I could choose where to live, who to see, what jobs to get, which parties to attend, where to go on holiday - but I only chose from the choices I could see available, not consciously thinking what I wanted.

I travelled, I had fun, I had a good and interesting career in magazines ... but eventually it felt like it was all consuming me.  I was working hard but not feeling I was getting anywhere and I can see now when I look back why that was.

I didn't know where I wanted to get to, for one. And I never really felt in control and more than that I don't think I felt control was an option.  It just never occurred to me to take charge of my own life and to think and actually decide what I wanted.

And it took a very very long time and until things got quite dark and difficult before having my own personal epiphany.

Working in a stressful totally all-consuming job that wasn't for me (or my increasingly high blood pressure).  Spending and consuming to try and make up for that life and stress (that meant I missed seeing friends and missed out on life as I felt forced to prioritise work) ... being in debt that I wasn't really taking responsibility for.  

Well of course I wasn't!  

If I wasn't taking responsibility for my own happiness and my own life, I wasn't taking it for anything else.  And it sort of got worse and worse.  Inside anyway. Outside I still looked fine and normal (if grown a little quieter) - with a mortgage and my job and all the rest of the trappings of normal life.

One day - I just came to the end.  Nothing was really worse than anything before, but something small happened that was the straw that broke the camel's back and I just had a feeling of utter tiredness that I just couldn't do this any more.  

And suddenly and very clearly, with excitement and honesty and a feeling of joy and strength - my inner voice finally spoke up and said:

 ''Well, don't do it then"

And so I stopped. I didn't do anything that outwardly looked huge.  It was a huge inner shift, a personal thing and outwardly, all that people saw was that I changed jobs.

But for me - I finally took control of my life.  

I gave in my notice at the job that wasn't for me, without a job to go to.  I had three months' notice to find one.  And for the first time ever I asked myself what I wanted from my next job.  I didn't jump into a huge change of working for myself, or running away around the world, or a career change.  Small steps, but big ones.  Staying in the world I knew but consciously choosing something that I would enjoy and that would also give me time in my life to do other things and to work out what things those might be that would make me happy and fulfilled. 

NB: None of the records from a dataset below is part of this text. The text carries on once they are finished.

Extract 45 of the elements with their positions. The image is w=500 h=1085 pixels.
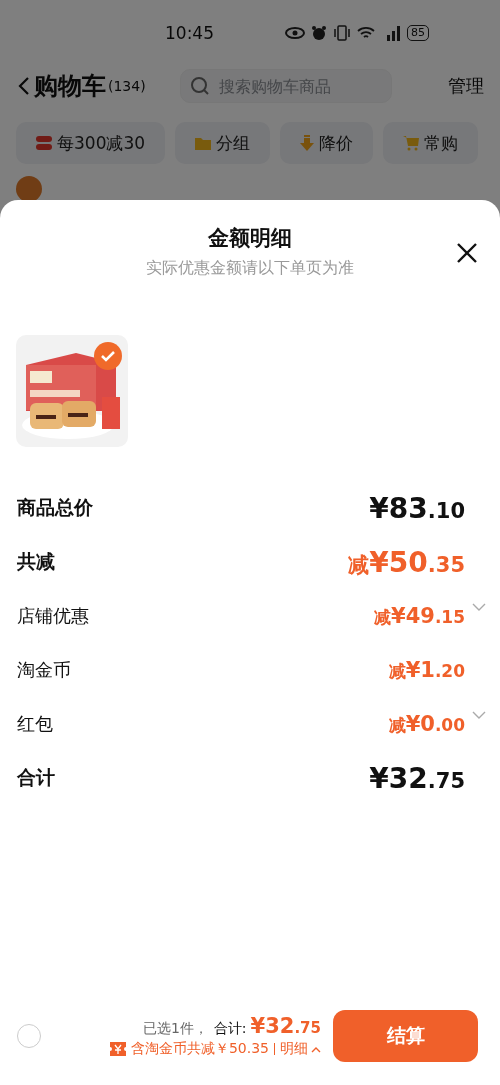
chevron-down-icon[interactable] <box>472 603 486 612</box>
row-amount: 减¥1.20 <box>388 657 465 683</box>
row-label: 店铺优惠 <box>17 604 89 628</box>
row-label: 共减 <box>17 549 55 574</box>
vibrate-icon <box>333 25 351 41</box>
back-icon[interactable] <box>18 76 30 96</box>
coin-ticket-icon <box>109 1042 126 1056</box>
filter-chip[interactable]: 分组 <box>175 122 271 164</box>
row-amount: ¥32.75 <box>369 761 465 795</box>
row-label: 红包 <box>17 712 53 736</box>
caret-up-icon <box>311 1045 321 1053</box>
total-amount: ¥32.75 <box>249 1014 321 1038</box>
details-link[interactable]: 明细 <box>280 1040 321 1058</box>
filter-chip[interactable]: 降价 <box>280 122 374 164</box>
chevron-down-icon[interactable] <box>472 711 486 720</box>
cart-icon <box>403 135 420 151</box>
store-icon <box>16 176 42 202</box>
row-amount: 减¥0.00 <box>388 711 465 737</box>
battery-indicator: 85 <box>407 25 429 41</box>
filter-chip[interactable]: 常购 <box>383 122 479 164</box>
sheet-title: 金额明细 <box>208 225 292 252</box>
eye-icon <box>285 27 305 39</box>
status-time: 10:45 <box>165 23 215 43</box>
coupon-icon <box>36 136 52 150</box>
folder-icon <box>195 136 212 150</box>
down-arrow-icon <box>300 135 315 151</box>
sheet-subtitle: 实际优惠金额请以下单页为准 <box>146 258 354 279</box>
selected-count: 已选1件， <box>142 1020 208 1038</box>
row-label: 淘金币 <box>17 658 71 682</box>
cart-count: (134) <box>108 78 146 94</box>
alarm-icon <box>311 25 327 41</box>
savings-text: 含淘金币共减￥50.35 <box>130 1040 269 1058</box>
row-amount: 减¥49.15 <box>374 603 465 629</box>
row-amount: ¥83.10 <box>369 491 465 525</box>
manage-link[interactable]: 管理 <box>448 74 484 98</box>
search-icon <box>189 76 210 96</box>
row-amount: 减¥50.35 <box>348 545 465 579</box>
row-label: 合计 <box>17 765 55 790</box>
total-label: 合计: <box>213 1020 247 1038</box>
row-label: 商品总价 <box>17 495 93 520</box>
checkout-button[interactable]: 结算 <box>333 1010 478 1062</box>
wifi-icon <box>357 26 375 40</box>
filter-chip[interactable]: 每300减30 <box>16 122 166 164</box>
select-all-radio[interactable] <box>17 1024 41 1048</box>
page-title: 购物车 <box>34 71 106 102</box>
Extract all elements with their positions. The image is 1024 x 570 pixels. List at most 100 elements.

I found it.  A job with a good publishing agency  and - unexpected bonus I hadn't been looking for - walking distance from home. I consciously took a role that was a step 'back' (something I might not have considered before as we're all so conditioned to keep pushing 'up') and yes, I took a bit of a pay cut.  These were conscious decisions to change my lifestyle and start creating the life I wanted. 

Two months after I started my new job - and my over-worked over-cooked brain started coming to life ... (and I'd got my head round the new job a little) - I opened my laptop one day and signed up for a free blog site.  I wrote my first blog post (a recipe for a spicy pork Thai salad) and with a little nervousness and a lot excitement, I posted it on Facebook. 

And that was the beginning.  One day, I'll be back to talk about my blogging journey from that first post and that first site and what I've learnt.

But for today, I'm celebrating (a month late) my two year anniversary of starting to create my own life and choosing what I want to do with it; choosing what makes me happy.

Happy 2nd happiversary! 

PS. Can you relate to any of this and more importantly, what do you consciously choose to do that makes you happy? Did you have a moment that's your own happiversary too? PLEASE SHARE!